Cranio artificialmente deformato di una donna adulta. L’involucro permanente, apposto durante l’infanzia, causava l’allungamento della scatola cranica e le depressioni nel teschio.

(Immagine: © Balázs G. Mende. Centro di Ricerca per le Discipline Umanistiche, Accademia Ungherese delle Scienze, Budapest, Ungheria)

 

Nel corso dei decenni, decine di teschi “alieni”, artificialmente deformati, di più di 1.000 anni fa, sono stati rinvenuti in un cimitero in Ungheria. Ora, questi teschi stanno rivelando come il crollo dell’Impero Romano abbia scatenato dei cambiamenti sociali nella regione.

Durante il V secolo d.C., le persone dell’Europa centrale praticavano la legatura del cranio, una pratica che allunga notevolmente la forma della testa. Questi teschi alterati erano così drasticamente deformati, che alcuni li hanno confrontati con le teste di fantascientifici alieni.

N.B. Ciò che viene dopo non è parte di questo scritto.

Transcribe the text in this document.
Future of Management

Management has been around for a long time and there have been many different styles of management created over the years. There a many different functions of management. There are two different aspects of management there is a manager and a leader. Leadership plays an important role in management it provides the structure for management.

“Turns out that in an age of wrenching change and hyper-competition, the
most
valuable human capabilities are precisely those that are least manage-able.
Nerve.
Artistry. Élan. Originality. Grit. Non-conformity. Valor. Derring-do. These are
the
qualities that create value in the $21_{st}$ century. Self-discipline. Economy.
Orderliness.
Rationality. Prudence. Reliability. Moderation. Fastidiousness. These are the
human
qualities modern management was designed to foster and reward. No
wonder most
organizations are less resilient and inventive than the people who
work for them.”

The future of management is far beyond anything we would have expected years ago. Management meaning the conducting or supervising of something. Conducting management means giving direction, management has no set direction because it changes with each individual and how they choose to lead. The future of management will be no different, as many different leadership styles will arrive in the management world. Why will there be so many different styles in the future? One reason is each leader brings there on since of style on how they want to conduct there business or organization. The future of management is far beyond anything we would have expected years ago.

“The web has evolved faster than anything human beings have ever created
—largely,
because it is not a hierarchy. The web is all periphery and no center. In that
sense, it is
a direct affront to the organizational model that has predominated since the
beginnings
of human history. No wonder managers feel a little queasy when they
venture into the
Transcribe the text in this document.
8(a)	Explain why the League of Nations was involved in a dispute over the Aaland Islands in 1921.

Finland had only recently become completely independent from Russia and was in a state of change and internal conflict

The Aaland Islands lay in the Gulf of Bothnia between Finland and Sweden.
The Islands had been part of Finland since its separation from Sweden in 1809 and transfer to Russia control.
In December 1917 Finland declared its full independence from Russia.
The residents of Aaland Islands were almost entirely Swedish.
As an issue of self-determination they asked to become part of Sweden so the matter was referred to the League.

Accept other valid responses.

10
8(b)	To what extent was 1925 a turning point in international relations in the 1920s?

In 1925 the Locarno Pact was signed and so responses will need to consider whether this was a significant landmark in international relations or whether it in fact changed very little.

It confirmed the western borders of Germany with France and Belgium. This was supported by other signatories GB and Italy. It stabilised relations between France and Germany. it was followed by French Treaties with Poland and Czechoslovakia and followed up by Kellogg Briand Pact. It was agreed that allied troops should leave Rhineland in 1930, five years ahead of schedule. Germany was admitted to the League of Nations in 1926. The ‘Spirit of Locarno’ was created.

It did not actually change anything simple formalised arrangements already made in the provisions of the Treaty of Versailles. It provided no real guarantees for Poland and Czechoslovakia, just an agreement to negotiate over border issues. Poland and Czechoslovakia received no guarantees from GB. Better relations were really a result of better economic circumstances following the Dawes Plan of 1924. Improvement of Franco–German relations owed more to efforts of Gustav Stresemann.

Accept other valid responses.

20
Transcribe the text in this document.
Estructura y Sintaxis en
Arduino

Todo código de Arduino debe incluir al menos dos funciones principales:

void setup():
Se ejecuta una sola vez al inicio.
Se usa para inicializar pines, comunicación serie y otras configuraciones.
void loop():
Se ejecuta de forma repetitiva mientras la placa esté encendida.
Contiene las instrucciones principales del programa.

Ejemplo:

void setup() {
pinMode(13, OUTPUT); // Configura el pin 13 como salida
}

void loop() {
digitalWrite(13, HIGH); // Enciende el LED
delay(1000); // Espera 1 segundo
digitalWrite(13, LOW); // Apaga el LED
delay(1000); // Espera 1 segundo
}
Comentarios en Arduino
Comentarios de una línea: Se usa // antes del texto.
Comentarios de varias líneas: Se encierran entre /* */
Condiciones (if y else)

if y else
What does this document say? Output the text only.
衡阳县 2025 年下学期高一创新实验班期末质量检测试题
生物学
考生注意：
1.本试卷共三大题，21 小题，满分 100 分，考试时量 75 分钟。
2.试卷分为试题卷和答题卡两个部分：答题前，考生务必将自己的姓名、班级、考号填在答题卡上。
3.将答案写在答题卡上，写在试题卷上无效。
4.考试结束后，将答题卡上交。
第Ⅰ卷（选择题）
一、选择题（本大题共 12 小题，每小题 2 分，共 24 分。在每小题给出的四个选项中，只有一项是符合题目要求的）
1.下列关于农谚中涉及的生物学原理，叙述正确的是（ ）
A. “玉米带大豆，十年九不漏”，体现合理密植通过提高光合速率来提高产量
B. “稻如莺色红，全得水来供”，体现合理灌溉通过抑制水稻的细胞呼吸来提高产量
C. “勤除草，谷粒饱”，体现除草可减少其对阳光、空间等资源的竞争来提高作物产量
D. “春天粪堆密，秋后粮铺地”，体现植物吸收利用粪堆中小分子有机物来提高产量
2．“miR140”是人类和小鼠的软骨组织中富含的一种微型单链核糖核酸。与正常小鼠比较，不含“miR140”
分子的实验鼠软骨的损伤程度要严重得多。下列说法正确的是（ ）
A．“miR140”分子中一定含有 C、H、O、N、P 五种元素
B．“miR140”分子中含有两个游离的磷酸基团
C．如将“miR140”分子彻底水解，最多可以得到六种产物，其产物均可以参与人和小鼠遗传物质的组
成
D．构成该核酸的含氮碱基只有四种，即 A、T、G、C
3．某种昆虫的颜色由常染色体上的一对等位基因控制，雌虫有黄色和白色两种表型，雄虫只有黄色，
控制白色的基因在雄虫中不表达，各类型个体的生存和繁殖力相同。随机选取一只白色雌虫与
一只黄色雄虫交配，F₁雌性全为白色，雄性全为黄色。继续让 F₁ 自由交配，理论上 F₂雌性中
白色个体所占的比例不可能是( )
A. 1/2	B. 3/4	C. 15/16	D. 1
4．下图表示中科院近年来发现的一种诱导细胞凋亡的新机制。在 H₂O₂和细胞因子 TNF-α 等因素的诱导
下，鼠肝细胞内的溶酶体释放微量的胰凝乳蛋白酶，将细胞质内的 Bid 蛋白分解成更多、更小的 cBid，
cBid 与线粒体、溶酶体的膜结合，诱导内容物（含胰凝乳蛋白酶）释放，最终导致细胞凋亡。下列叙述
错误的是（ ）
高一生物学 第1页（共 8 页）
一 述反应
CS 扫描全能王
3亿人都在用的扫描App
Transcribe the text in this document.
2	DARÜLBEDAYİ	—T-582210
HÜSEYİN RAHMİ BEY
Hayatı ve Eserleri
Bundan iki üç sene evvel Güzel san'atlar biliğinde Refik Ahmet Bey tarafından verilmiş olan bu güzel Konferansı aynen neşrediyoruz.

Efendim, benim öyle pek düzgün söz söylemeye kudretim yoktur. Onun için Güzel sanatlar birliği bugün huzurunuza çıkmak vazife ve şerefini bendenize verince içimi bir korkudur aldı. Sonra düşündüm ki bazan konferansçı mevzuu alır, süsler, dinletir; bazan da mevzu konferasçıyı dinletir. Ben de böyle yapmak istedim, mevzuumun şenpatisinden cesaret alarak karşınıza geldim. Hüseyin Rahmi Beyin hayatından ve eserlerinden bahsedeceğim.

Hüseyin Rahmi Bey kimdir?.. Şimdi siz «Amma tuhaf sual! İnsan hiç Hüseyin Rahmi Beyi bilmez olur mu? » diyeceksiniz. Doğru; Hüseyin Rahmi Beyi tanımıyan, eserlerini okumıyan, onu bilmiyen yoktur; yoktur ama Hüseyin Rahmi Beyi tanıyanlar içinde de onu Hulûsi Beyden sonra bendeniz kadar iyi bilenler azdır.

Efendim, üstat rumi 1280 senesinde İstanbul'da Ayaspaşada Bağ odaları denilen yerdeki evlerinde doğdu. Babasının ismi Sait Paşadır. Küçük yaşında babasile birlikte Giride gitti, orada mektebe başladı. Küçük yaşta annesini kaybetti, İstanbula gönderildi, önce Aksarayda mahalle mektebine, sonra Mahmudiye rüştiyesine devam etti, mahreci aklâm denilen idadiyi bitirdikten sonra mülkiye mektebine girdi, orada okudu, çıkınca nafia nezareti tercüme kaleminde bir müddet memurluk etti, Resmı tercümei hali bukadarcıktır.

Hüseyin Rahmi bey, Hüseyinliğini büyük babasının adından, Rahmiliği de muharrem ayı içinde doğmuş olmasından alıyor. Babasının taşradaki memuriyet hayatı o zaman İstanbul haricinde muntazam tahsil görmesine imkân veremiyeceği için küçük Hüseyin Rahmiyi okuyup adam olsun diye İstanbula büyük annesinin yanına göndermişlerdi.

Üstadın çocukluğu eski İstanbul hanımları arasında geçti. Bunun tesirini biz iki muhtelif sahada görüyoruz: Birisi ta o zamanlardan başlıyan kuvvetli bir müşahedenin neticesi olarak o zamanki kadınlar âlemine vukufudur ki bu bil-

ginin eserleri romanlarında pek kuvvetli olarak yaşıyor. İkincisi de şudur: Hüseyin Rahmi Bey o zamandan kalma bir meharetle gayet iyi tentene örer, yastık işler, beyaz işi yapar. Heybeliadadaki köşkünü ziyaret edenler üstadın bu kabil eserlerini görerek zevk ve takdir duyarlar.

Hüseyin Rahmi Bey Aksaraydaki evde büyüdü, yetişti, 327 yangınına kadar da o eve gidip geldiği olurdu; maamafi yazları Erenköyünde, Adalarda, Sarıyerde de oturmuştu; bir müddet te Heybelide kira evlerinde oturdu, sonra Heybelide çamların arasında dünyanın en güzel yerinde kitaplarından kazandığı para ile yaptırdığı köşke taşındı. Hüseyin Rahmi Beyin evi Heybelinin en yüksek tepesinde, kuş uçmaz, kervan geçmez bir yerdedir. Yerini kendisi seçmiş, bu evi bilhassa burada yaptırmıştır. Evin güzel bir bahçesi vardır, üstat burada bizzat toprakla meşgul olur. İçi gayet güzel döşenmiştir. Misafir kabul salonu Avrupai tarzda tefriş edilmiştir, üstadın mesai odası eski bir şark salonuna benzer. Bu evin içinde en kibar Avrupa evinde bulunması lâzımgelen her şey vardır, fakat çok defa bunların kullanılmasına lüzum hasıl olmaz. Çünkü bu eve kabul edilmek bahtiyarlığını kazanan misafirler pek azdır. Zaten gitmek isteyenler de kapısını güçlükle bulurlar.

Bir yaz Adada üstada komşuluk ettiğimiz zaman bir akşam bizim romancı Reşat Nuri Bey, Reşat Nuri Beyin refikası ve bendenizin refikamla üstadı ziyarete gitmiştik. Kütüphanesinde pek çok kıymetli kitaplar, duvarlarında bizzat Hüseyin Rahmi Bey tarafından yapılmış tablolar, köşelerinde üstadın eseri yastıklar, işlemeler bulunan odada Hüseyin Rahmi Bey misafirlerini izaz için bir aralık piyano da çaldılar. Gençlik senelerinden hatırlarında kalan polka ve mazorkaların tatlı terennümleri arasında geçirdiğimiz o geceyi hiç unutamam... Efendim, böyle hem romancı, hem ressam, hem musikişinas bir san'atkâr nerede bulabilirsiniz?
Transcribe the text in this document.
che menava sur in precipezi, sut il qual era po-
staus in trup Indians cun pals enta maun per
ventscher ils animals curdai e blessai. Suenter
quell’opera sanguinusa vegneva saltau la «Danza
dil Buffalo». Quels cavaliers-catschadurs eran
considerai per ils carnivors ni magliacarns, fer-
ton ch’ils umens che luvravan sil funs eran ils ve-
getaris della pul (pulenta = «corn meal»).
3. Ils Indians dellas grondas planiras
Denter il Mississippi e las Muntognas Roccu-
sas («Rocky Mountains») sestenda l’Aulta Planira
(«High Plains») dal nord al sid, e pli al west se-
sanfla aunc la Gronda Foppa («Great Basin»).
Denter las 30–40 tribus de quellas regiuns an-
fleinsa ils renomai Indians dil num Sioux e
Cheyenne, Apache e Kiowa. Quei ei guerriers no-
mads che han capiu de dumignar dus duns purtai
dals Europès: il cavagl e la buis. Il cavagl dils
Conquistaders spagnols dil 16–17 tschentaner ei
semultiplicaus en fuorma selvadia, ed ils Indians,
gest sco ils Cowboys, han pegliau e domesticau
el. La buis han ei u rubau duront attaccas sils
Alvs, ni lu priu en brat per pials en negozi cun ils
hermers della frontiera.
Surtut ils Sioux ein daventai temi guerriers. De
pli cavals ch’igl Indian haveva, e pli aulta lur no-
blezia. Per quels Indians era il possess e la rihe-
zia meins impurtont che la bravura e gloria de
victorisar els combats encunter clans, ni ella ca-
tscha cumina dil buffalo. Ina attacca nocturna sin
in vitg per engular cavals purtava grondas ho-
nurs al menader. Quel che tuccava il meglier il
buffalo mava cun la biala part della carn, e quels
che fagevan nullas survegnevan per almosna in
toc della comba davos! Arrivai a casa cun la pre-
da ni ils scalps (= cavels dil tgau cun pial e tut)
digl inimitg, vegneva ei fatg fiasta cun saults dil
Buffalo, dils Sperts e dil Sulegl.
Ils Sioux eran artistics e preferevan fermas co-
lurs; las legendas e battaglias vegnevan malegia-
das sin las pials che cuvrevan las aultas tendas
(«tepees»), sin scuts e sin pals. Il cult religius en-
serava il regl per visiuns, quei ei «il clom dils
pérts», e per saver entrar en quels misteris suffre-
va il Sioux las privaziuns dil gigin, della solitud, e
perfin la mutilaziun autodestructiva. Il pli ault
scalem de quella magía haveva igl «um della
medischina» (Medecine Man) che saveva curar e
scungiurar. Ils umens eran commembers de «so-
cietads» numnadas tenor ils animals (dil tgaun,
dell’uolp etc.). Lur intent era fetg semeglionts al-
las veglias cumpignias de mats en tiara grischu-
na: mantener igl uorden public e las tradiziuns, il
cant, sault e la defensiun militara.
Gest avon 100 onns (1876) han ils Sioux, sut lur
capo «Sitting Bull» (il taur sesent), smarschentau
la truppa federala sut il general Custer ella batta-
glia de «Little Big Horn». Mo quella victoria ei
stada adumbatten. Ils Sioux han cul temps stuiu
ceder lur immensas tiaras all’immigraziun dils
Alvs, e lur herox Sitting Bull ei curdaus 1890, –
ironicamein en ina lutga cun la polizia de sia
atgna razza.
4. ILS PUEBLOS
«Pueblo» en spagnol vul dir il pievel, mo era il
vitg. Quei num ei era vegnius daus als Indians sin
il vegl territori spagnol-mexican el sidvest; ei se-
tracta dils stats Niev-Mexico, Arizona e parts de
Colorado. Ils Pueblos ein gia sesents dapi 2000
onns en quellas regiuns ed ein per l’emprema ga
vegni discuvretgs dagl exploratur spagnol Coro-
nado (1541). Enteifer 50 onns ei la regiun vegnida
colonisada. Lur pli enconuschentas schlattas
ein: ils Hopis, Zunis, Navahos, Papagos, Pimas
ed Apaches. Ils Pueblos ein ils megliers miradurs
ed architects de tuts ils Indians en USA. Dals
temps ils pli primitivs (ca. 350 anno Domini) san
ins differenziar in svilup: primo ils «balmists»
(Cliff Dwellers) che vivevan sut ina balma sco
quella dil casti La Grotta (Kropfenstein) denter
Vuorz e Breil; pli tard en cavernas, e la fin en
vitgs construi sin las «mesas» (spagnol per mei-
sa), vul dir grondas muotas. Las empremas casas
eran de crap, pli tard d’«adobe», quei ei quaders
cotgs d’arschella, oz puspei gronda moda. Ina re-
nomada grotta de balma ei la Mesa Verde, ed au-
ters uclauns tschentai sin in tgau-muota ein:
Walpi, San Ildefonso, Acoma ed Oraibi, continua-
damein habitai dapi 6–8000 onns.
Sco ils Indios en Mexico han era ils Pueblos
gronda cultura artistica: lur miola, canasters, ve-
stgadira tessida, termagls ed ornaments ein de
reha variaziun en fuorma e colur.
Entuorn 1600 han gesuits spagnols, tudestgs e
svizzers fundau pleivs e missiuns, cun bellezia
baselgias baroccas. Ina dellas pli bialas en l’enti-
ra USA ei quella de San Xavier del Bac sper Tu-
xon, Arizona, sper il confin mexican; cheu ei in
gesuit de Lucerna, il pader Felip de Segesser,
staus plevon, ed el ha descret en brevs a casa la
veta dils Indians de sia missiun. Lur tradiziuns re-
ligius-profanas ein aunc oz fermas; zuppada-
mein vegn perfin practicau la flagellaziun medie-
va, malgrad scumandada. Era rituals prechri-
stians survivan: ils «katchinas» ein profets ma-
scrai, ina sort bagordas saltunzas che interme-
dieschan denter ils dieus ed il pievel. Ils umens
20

Il quinto secolo fu anche un periodo di disordini politici, poiché l’Impero Romano crollò e la gente, in Asia e in Europa orientale, fu sfollata dagli invasori Unni, un gruppo nomade asiatico.

Un cimitero in Mözs-Icsei dűlő, in Ungheria, scavato per la prima volta nel 1961, ospitava la più grande collezione di teschi allungati della regione. Un nuovo studio mette insieme come le comunità che allungavano i crani coesistessero con altre culture, durante i periodi di instabilità politica – e come la tradizione di allungamento del cranio potesse essere stata condivisa tra i gruppi.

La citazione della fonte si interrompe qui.